James W. Morris, Asst. Atty. Gen., Andrew D. Sharpe and Maurice J. Mahoney, Sp. Assts. to the Atty. Gen., and Robert P. Butler, U.S. Dist. Atty., and Louis Y. Gaberman, Asst. U.S. Dist. Atty., both of Hartford, Conn., for defendant.
THOMAS, District Judge.
This is an action to recover an alleged overpayment of income taxes for the year 1932. The plaintiffs' decedent, in 1931 and 1932, owned 69 shares of the capital stock of the Merchants National Bank of New Haven, and was a director and depositor of said bank. In the summer of 1931, an examination by a national bank examiner disclosed that the capital of the bank was impaired, and the bank examiner insisted as one of the alternatives that the impairment of capital be made up by the directors. As a result, the directors of the bank entered into an agreement with each other to purchase certain securities held by the bank at the value at which those securities were carried on the books of the bank, which represented cost to the bank. The decedent, Leonard Jenkins, became a party to the agreement to the extent of $25,000. The bonds acquired by him as a result of this purchase, which occurred September 21, 1931, pursuant to the directors' agreement of September 17, 1931, had on that day an actual value of $5,550.

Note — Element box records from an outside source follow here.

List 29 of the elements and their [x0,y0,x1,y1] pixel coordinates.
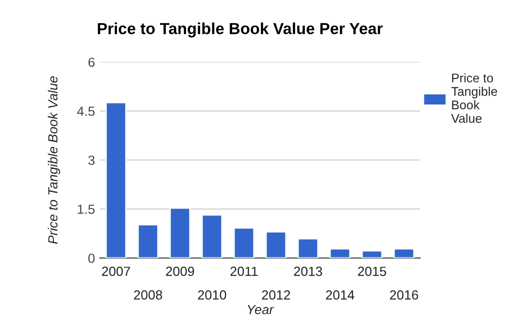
bar [137,224,159,258]
x-tick-label: 2012 [262,290,290,300]
x-tick-label: 2010 [198,290,226,300]
x-tick-label: 2016 [390,290,418,300]
bar [361,250,383,258]
y-tick-label: 6 [88,58,95,67]
x-tick-label: 2011 [230,266,258,276]
x-tick-label: 2013 [294,266,322,276]
legend-label: Price to Tangible Book Value [451,73,498,123]
x-tick-label: 2008 [134,290,162,300]
bar [265,231,287,258]
y-tick-label: 4.5 [77,106,95,116]
bar [233,227,255,258]
y-axis-title: Price to Tangible Book Value [48,76,60,244]
chart-title: Price to Tangible Book Value Per Year [98,22,383,38]
bar [169,207,191,258]
x-tick-label: 2015 [358,266,386,276]
x-tick-label: 2009 [166,266,194,276]
bar [329,248,351,258]
y-tick-label: 0 [88,254,95,263]
x-tick-label: 2014 [326,290,354,300]
bar [105,102,127,258]
y-tick-label: 1.5 [78,204,95,214]
x-axis-title: Year [248,305,274,314]
bar [201,214,223,258]
x-tick-label: 2007 [102,266,130,276]
y-tick-label: 3 [88,156,95,165]
bar [297,238,319,258]
bar [393,248,415,258]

The decedent gave his demand note to the bank for $25,000 on September 21, 1931. The note was amply secured. In 1932 the bank was taken over by the First National Bank & Trust Company of New Haven, and as a result the investment of the stockholders in the Merchants National Bank became worthless.
The decedent deducted from gross income for 1932 the sum of $19,450, being the difference between the $25,000 note given in payment for the bonds and the $5,550, the value of the bonds at the time the note was given. The decedent died in 1934, and, after his death, his executors paid the note. The Commissioner of Internal Revenue disallowed the deduction and assessed an additional tax of $10,020.74, which plaintiffs paid to defendant on January 28, 1935, $9,023.60 of which was due to the disallowance of the deduction and the balance to other adjustments not involved in this suit.

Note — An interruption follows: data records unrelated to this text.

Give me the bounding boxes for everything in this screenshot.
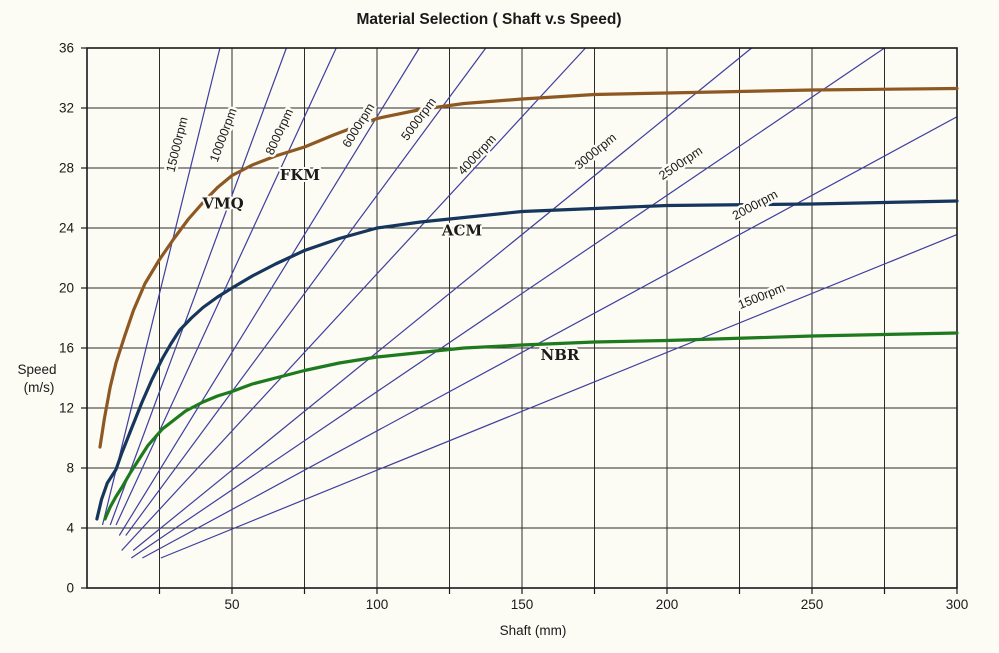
y-tick-label: 24	[59, 221, 75, 236]
x-tick-label: 300	[946, 597, 969, 612]
rpm-line-3000	[132, 47, 753, 551]
material-label-nbr: NBR	[541, 346, 580, 364]
annotations-layer: 15000rpm 10000rpm 8000rpm 6000rpm 5000rpm400…	[161, 93, 789, 366]
y-axis-title-line2: (m/s)	[24, 380, 55, 395]
rpm-line-10000	[109, 47, 287, 526]
x-tick-label: 200	[656, 597, 679, 612]
plot-border	[86, 47, 958, 589]
material-label-fkm: FKM	[280, 166, 320, 184]
rpm-line-1500	[160, 234, 958, 559]
y-tick-label: 4	[66, 521, 74, 536]
curve-nbr	[103, 331, 959, 521]
rpm-line-2500	[130, 47, 885, 559]
rpm-line-6000	[118, 47, 420, 536]
axis-ticks-layer	[81, 47, 958, 594]
x-axis-title: Shaft (mm)	[500, 623, 567, 638]
y-tick-label: 28	[59, 161, 74, 176]
x-tick-label: 50	[224, 597, 239, 612]
x-tick-label: 250	[801, 597, 824, 612]
rpm-line-label-3000: 3000rpm	[572, 130, 619, 172]
plot-frame-layer	[86, 47, 958, 589]
rpm-line-4000	[121, 47, 586, 551]
curve-fkm-vmq	[98, 86, 959, 449]
x-tick-label: 150	[511, 597, 534, 612]
rpm-line-label-15000: 15000rpm	[164, 116, 191, 174]
rpm-line-label-10000: 10000rpm	[207, 106, 240, 164]
y-tick-label: 20	[59, 281, 74, 296]
y-tick-label: 12	[59, 401, 74, 416]
curve-acm	[95, 199, 959, 521]
x-tick-label: 100	[366, 597, 389, 612]
rpm-lines-layer	[101, 47, 958, 559]
y-tick-label: 0	[66, 581, 74, 596]
y-tick-label: 36	[59, 41, 74, 56]
tick-labels-layer: 50 100 150 200 250 300 0 4 8 12 16 20 24 28 32 36	[59, 41, 968, 613]
rpm-line-2000	[142, 116, 958, 559]
rpm-line-5000	[125, 47, 487, 536]
material-label-acm: ACM	[441, 222, 482, 240]
chart-title: Material Selection ( Shaft v.s Speed)	[356, 11, 621, 28]
rpm-line-label-2500: 2500rpm	[656, 144, 705, 183]
rpm-line-15000	[101, 47, 221, 526]
y-tick-label: 16	[59, 341, 74, 356]
material-label-vmq: VMQ	[201, 195, 243, 213]
y-axis-title-line1: Speed	[17, 362, 56, 377]
material-curves-layer	[95, 86, 959, 521]
rpm-line-8000	[115, 47, 337, 526]
y-tick-label: 8	[66, 461, 74, 476]
y-tick-label: 32	[59, 101, 74, 116]
rpm-line-label-4000: 4000rpm	[455, 132, 499, 178]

It is conceded that the decedent made his returns for 1932 on the cash receipts and disbursements basis. The plaintiffs sue to recover the amount paid as a result of the disallowance of the deduction of $19,450, after refund claim duly filed was denied by the Commissioner.
The theory of the action is that the decedent sustained a deductible loss of $19,450 at the time the Merchants National Bank & Trust Company was taken over by the First National Bank & Trust Company in 1932, for at that time the Merchants Bank stock became worthless. The plaintiffs say that the actualities of the situation were that the purchase of bonds worth only $5,550 for $25,000 was a contribution of the excess to the bank, and was paid to protect the decedent's stock investment therein, and that this contribution became a loss when the bank stock became worthless.
The government says that no loss could have been sustained until the note was paid, since the decedent was on the cash receipts and disbursements basis, and relies on Eckert v. Burnet, 283 U.S. 140, 51 S.Ct. 373, 75 L.Ed. 911, and subsequent cases following the rule of that case; also that no loss was sustained because decedent did not sell or dispose of the bonds.
The plaintiffs distinguish on the ground that in the instant case the note was a demand note amply secured, and was therefore the equivalent of cash. The transaction resulted in a severe hardship for the plaintiffs' decedent, in 1932, when he learned that his sacrifice had been for nought.
Whatever cogent reasons may have induced the decedent to pay an excessive price to the bank for the bonds, the fact remains that this is what he did. It appears, however, that there was ample legal consideration for the agreement to pay such price, not only because he acquired bonds having a substantial value, but because of the mutual promises of the directors to make similar purchases from the bank at prices far above the market value. No question has been raised as to the legal adequacy of the consideration.
The motive of improving the bank's condition is not sufficient to change the character of the transaction, or to change any portion of the $25,000 agreed to be paid from purchase price of bonds to a capital contribution to the bank. The $25,000 was undoubtedly an investment in bonds.
There is no allegation that the decedent sold or disposed of the bonds in 1932, or that they became worthless in that year. There is nothing upon which to predicate a deductible loss in 1932.
For the above reasons, it is unnecessary to consider the effect of the rule in the case of Eckert v. Burnet, 283 U.S. 140, 51 S.Ct. 373, 75 L.Ed. 911.
Judgment must be entered for the defendant. Submit order accordingly, properly consented to as to form. The findings of fact and conclusions of law are set forth above, and signed requests have been signed and filed, and are made part hereof.